Sigenot nickte nur, und forschend hing sein Blick an Eberweins Zügen. Bruder Schweiker kam herbei, neugierig, mit gutmütigem Lächeln; der Fischer schien ihm zu gefallen.

»Ich habe schon gehört von dir!« sagte Eberwein. »Und Gutes! Hier, meine Hand zum Gruß!«

Sigenot rührte keinen Finger. »Ich biet meine Hand nur einem, mit dem ich gut bin. Von dir weiß ich nit: bist du mir Feind oder Freund?«

»Ich bin aller guten Menschen Freund, also auch der deine.«

Der Fischer schüttelte den Kopf. »Ich kenn dich nit, und bei mir macht eine linde Red noch keine Freundschaft.«

Schweiker bekam einen roten Kopf. »Laß dir raten, Fischer: red ein lützel sanfter! Und nimm die Hand! Der sie bietet, ist dein neuer Herr.«

Sigenot trat einen Schritt zurück und maß den Bruder vom Kopf bis zu den Füßen. »Ich versteh deine Red nit.« Schweiker wollte erwidern, doch Eberwein legte die Hand auf seinen Arm und winkte ihm zu schweigen. »Wie kann da ein neuer Herr sein, wo kein alter gewesen?« sagte der Fischer. »Ich sitz auf meinem Haus, das nie gezinset und gesteuert hat, und die Fischenz ist mein freies Eigen.

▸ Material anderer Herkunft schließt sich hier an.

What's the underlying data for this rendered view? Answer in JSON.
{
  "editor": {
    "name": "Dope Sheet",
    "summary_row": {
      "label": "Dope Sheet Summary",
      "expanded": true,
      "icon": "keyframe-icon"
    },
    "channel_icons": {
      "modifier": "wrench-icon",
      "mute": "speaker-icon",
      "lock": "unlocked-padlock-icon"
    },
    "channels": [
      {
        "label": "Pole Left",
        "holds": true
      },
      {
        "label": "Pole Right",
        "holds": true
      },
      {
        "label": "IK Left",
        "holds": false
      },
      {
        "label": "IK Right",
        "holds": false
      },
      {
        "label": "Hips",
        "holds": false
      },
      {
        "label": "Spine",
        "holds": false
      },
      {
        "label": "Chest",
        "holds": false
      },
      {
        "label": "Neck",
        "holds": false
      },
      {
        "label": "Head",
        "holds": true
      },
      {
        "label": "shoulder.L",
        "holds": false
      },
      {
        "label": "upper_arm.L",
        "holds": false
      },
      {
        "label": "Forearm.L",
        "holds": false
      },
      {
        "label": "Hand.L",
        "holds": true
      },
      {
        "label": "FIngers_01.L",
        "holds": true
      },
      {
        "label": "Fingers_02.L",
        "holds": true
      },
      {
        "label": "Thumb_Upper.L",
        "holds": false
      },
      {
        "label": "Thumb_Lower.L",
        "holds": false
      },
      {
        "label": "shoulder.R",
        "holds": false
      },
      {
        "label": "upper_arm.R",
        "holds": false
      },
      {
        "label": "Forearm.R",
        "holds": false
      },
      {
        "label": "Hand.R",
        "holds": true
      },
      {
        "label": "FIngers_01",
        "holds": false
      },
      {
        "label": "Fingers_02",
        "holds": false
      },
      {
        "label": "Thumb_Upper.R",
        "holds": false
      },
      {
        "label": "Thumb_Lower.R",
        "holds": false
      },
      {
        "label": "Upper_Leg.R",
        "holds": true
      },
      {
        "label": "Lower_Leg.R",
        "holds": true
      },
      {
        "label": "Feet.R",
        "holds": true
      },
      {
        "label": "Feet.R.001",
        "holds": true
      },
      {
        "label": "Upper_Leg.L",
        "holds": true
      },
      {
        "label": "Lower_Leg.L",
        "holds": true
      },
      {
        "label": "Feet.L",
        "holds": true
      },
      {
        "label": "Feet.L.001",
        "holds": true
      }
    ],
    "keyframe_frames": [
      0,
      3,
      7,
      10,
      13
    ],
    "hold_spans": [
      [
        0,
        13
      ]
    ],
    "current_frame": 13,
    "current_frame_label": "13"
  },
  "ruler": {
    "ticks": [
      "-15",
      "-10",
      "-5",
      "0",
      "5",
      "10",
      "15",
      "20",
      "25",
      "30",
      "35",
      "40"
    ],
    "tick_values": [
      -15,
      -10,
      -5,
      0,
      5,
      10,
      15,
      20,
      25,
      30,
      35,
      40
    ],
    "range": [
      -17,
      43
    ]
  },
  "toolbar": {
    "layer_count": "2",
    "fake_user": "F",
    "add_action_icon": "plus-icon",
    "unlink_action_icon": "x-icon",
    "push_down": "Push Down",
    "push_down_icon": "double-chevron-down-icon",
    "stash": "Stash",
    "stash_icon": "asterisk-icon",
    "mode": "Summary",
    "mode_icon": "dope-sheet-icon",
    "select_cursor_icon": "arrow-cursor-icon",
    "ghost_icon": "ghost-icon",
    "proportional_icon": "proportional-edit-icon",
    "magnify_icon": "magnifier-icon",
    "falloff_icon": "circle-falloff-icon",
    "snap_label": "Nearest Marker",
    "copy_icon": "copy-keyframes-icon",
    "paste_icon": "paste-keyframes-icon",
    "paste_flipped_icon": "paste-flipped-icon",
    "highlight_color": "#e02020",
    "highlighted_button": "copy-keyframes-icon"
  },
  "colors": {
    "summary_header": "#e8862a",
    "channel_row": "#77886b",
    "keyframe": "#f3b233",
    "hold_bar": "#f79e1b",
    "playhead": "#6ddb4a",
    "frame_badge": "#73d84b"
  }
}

Ich hab keinen Herrn.«

Lächelnd blickte Eberwein in Sigenots Augen. »Das mag ich nicht glauben, Fischer.«

»Ich sag, ich hab keinen Herrn, und meine Red ist wie Stein.«

»So wär auch jener dein Herr nicht, der aller Menschen Herr ist? Jener Eine dort oben?«

»Der?« Sinnend hob Sigenot die Augen zum blauen sonnleuchtenden Himmel. »Wohl! Den laß ich mir gefallen als Herrn, wenn's derselbig ist, den der alte Hiltischalk in der Ramsau meint. Aber ich glaub, es müssen zwei da droben hausen: dem Hiltischalk der seinig und der andere, den der Magere mit dem Kreuz gemeint hat, und der die Rösser scheu macht und die Weiber zornig. Den behaltet für euch. Muß ich da droben einen Herrn haben, so halt ich zu dem, den der Hiltischalk meint. Und jetzt laß mich in Fried, ich muß meiner Fischweid nach!« Er nickte einen Gruß, ließ die Angelschnur durch die Finger gleiten und schritt dem Ufer der Ache zu.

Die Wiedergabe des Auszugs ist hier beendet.